On September 30, 2013, OSHA awarded more than $1.9 million to a former CFO of Clean Diesel Technologies, Inc. (the Company) (based in Ventura, California) who is not identified in OSHA’s press release.  This award is based on OSHA’s finding that the Company violated Section 806 of SOX by discharging the CFO in retaliation for his warning the board of directors about financial concerns raised by a proposed merger. 

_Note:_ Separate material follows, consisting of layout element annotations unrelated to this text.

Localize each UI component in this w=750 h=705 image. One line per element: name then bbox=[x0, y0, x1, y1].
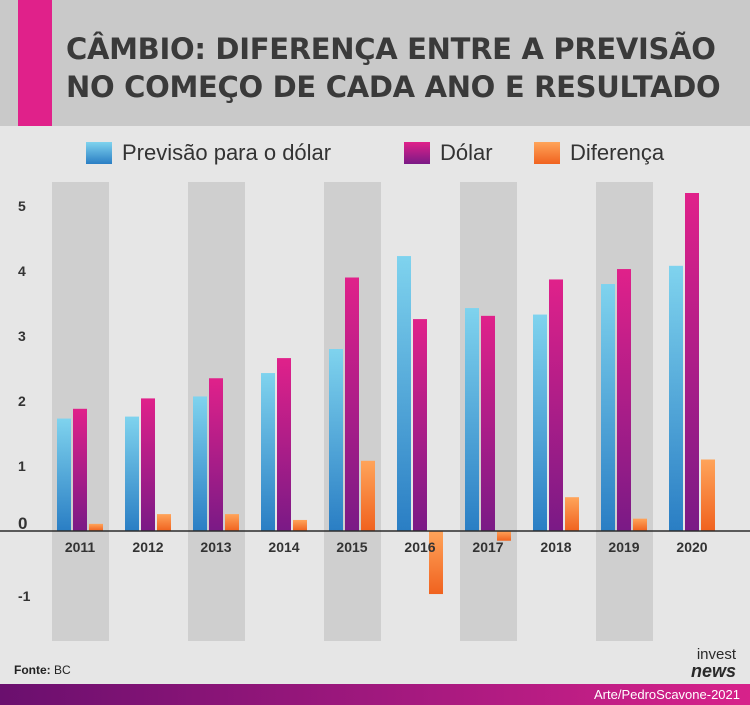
y-tick-label: 5 bbox=[18, 198, 26, 214]
logo-text-bottom: news bbox=[690, 661, 736, 681]
bar-diferenca-2012 bbox=[157, 514, 171, 531]
bar-diferenca-2015 bbox=[361, 460, 375, 531]
legend-label-dolar: Dólar bbox=[440, 140, 493, 165]
bar-previsao-2020 bbox=[669, 265, 683, 531]
source-note: Fonte: BC bbox=[14, 663, 71, 677]
legend-label-diferenca: Diferença bbox=[570, 140, 665, 165]
bar-previsao-2011 bbox=[57, 418, 71, 531]
bar-dolar-2016 bbox=[413, 319, 427, 531]
bar-chart: -1 0 1 2 3 4 5 2011 2012 2013 2014 2015 2016 2017 201… bbox=[0, 182, 750, 642]
bar-dolar-2011 bbox=[73, 408, 87, 531]
bar-previsao-2013 bbox=[193, 396, 207, 531]
bar-previsao-2015 bbox=[329, 349, 343, 531]
x-tick-label-2015: 2015 bbox=[336, 539, 367, 555]
x-tick-label-2013: 2013 bbox=[200, 539, 231, 555]
bar-dolar-2017 bbox=[481, 315, 495, 531]
footer-bar: Arte/PedroScavone-2021 bbox=[0, 684, 750, 705]
chart-title-line-1: CÂMBIO: DIFERENÇA ENTRE A PREVISÃO bbox=[66, 32, 716, 66]
x-tick-label-2018: 2018 bbox=[540, 539, 571, 555]
chart-title-line-2: NO COMEÇO DE CADA ANO E RESULTADO bbox=[66, 70, 721, 104]
bar-dolar-2014 bbox=[277, 358, 291, 531]
y-tick-label: 3 bbox=[18, 328, 26, 344]
y-tick-label: 0 bbox=[18, 514, 27, 533]
bar-dolar-2018 bbox=[549, 279, 563, 531]
y-tick-label: -1 bbox=[18, 588, 31, 604]
x-tick-label-2014: 2014 bbox=[268, 539, 299, 555]
bar-diferenca-2019 bbox=[633, 518, 647, 531]
bar-dolar-2019 bbox=[617, 269, 631, 531]
bar-diferenca-2011 bbox=[89, 523, 103, 531]
x-tick-label-2011: 2011 bbox=[65, 539, 96, 555]
x-tick-label-2020: 2020 bbox=[676, 539, 707, 555]
bar-dolar-2012 bbox=[141, 398, 155, 531]
legend-label-previsao: Previsão para o dólar bbox=[122, 140, 332, 165]
investnews-logo: invest news bbox=[664, 646, 736, 681]
x-tick-label-2016: 2016 bbox=[404, 539, 435, 555]
y-tick-label: 2 bbox=[18, 393, 26, 409]
x-tick-label-2012: 2012 bbox=[132, 539, 163, 555]
accent-bar bbox=[18, 0, 52, 126]
bar-previsao-2019 bbox=[601, 284, 615, 531]
credit: Arte/PedroScavone-2021 bbox=[594, 687, 740, 702]
bar-diferenca-2017 bbox=[497, 531, 511, 541]
x-tick-label-2019: 2019 bbox=[608, 539, 639, 555]
bar-previsao-2018 bbox=[533, 314, 547, 531]
x-tick-label-2017: 2017 bbox=[472, 539, 503, 555]
legend: Previsão para o dólar Dólar Diferença bbox=[0, 126, 750, 182]
bar-previsao-2016 bbox=[397, 256, 411, 531]
bar-previsao-2017 bbox=[465, 308, 479, 531]
header: CÂMBIO: DIFERENÇA ENTRE A PREVISÃO NO CO… bbox=[0, 0, 750, 126]
source-label: Fonte: bbox=[14, 663, 51, 677]
legend-swatch-previsao bbox=[86, 142, 112, 164]
y-tick-label: 1 bbox=[18, 458, 26, 474]
logo-text-top: invest bbox=[696, 646, 736, 663]
y-tick-label: 4 bbox=[18, 263, 26, 279]
bar-diferenca-2016 bbox=[429, 531, 443, 595]
bar-previsao-2014 bbox=[261, 373, 275, 531]
bar-diferenca-2018 bbox=[565, 497, 579, 531]
bar-diferenca-2014 bbox=[293, 519, 307, 531]
legend-swatch-dolar bbox=[404, 142, 430, 164]
bar-diferenca-2020 bbox=[701, 459, 715, 531]
bar-previsao-2012 bbox=[125, 416, 139, 531]
legend-swatch-diferenca bbox=[534, 142, 560, 164]
bar-dolar-2013 bbox=[209, 378, 223, 531]
chart-title: CÂMBIO: DIFERENÇA ENTRE A PREVISÃO NO CO… bbox=[66, 30, 721, 106]
bar-dolar-2015 bbox=[345, 277, 359, 531]
bar-diferenca-2013 bbox=[225, 514, 239, 531]
source-value: BC bbox=[54, 663, 71, 677]
bar-dolar-2020 bbox=[685, 193, 699, 531]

In late March 2010, the former CFO allegedly provided information to the Company’s board of directors based on his/her belief that there was a conflict of interest involving the chair of the board of directors.  According to OSHA, the CFO believed a proposed merger was detrimental to the Company, important financial information was withheld from board members, and the conflict of interest violated internal controls and the Company’s code of ethics.  The CFO filed a SOX whistleblower retaliation complaint with OSHA in April 2010, a week after he/she was discharged.  OSHA’s investigation found the complaint to be meritorious. 

The Relief OSHA Ordered

In its September 30 Order, OSHA ordered the Company to:

  • pay the complainant more than $486,000 in lost wages, bonuses, stock options and severance pay;
  • pay over $1.4 million in compensatory damages for pain and suffering, damage to career and professional reputation, and lost 401(k) employer matches and expenses;
  • post OSHA’s findings in a Form 8-K submission to the SEC;
  • expunge all files and computerized data systems of disciplinary actions related to the complainant’s termination;
  • post the order and a notice to workers at all Company locations and on its internal website; and
  • pay reasonable attorney’s fees.


OSHA’s press release expresses its intent to “send a clear message to publicly traded companies that silencing those who try to do the right thing as unacceptable.”  The sheer size and range of relief OSHA seeks to require through its preliminary order exposes that goal in a loud and clear way.  Query what implications including OSHA’s findings in a Form 8-K may have, and whether the Company will appeal this preliminary order.  We will keep our readers updated as events unfold.